3 Example 2: the Effect of Sleep on Academic Performance (Simulation)

3.1 Background

A study investigates the effect of different sleep durations on the academic performance of university students. Three groups are defined based on nightly sleep duration: Less than 6 hours, 6 to 8 hours, and more than 8 hours.
We can simulate the data

# Set seed for reproducibility
set.seed(42)

# Generate data for three sleep groups
less_than_6_hours <- rnorm(30, mean = 65, sd = 10)
six_to_eight_hours <- rnorm(50, mean = 75, sd = 8)
more_than_8_hours <- rnorm(20, mean = 78, sd = 7)

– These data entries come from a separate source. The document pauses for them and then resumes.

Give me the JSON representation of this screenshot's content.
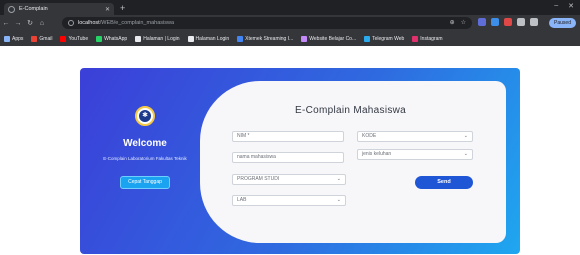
{
  "browser": {
    "tab_title": "E-Complain",
    "url_host": "localhost",
    "url_path": "/WEB/e_complain_mahasiswa",
    "profile_label": "Paused",
    "bookmarks": [
      "Apps",
      "Gmail",
      "YouTube",
      "WhatsApp",
      "Halaman | Login",
      "Halaman Login",
      "Xtemek Streaming I...",
      "Website Belajar Co...",
      "Telegram Web",
      "Instagram"
    ]
  },
  "welcome": {
    "title": "Welcome",
    "subtitle": "E-Complain Laboratorium Fakultas Teknik",
    "button": "Cepat Tanggap"
  },
  "form": {
    "title": "E-Complain Mahasiswa",
    "nim_placeholder": "NIM *",
    "nama_placeholder": "nama mahasiswa",
    "prodi_selected": "PROGRAM STUDI",
    "lab_selected": "LAB",
    "kode_selected": "KODE",
    "jenis_selected": "jenis keluhan",
    "send_label": "Send"
  }
}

# Combine data into a single data frame
sleep_data <- data.frame(
  Sleep_Group = factor(c(rep("<6 hours", 30), rep("6-8 hours", 50), rep(">8 hours", 20))),
  Exam_Score = c(less_than_6_hours, six_to_eight_hours, more_than_8_hours)
)

# View the first few rows of the dataset
head(sleep_data)

3.2 Descriptive Statistics

Groups:
- Less than 6 hours: 30 students
- 6 to 8 hours: 50 students
- More than 8 hours: 20 students
Performance Metric: Average exam scores out of 100.
- Less than 6 hours: Mean = 65, SD = 10
- 6 to 8 hours: Mean = 75, SD = 8
- More than 8 hours: Mean = 78, SD = 7

3.3 You turn:

F-test

Analysis: One-way ANOVA was conducted to compare the average exam scores among the three groups.
Results: F_observed = XX.XX, p = 0.001

Interpretation

Alpha Level: α = 0.05
P-value Interpretation: The p-value (0.001) is less than the alpha level (0.05), indicating a statistically significant difference in exam scores among the different sleep groups.
Conclusion: The results suggest that the amount of sleep significantly affects academic performance, with students getting 6 hours or more of sleep performing better on average than those with less sleep. The findings highlight the importance of adequate sleep among students for optimal academic outcomes.

3.4 Homework 1

Due on 02/03 5PM.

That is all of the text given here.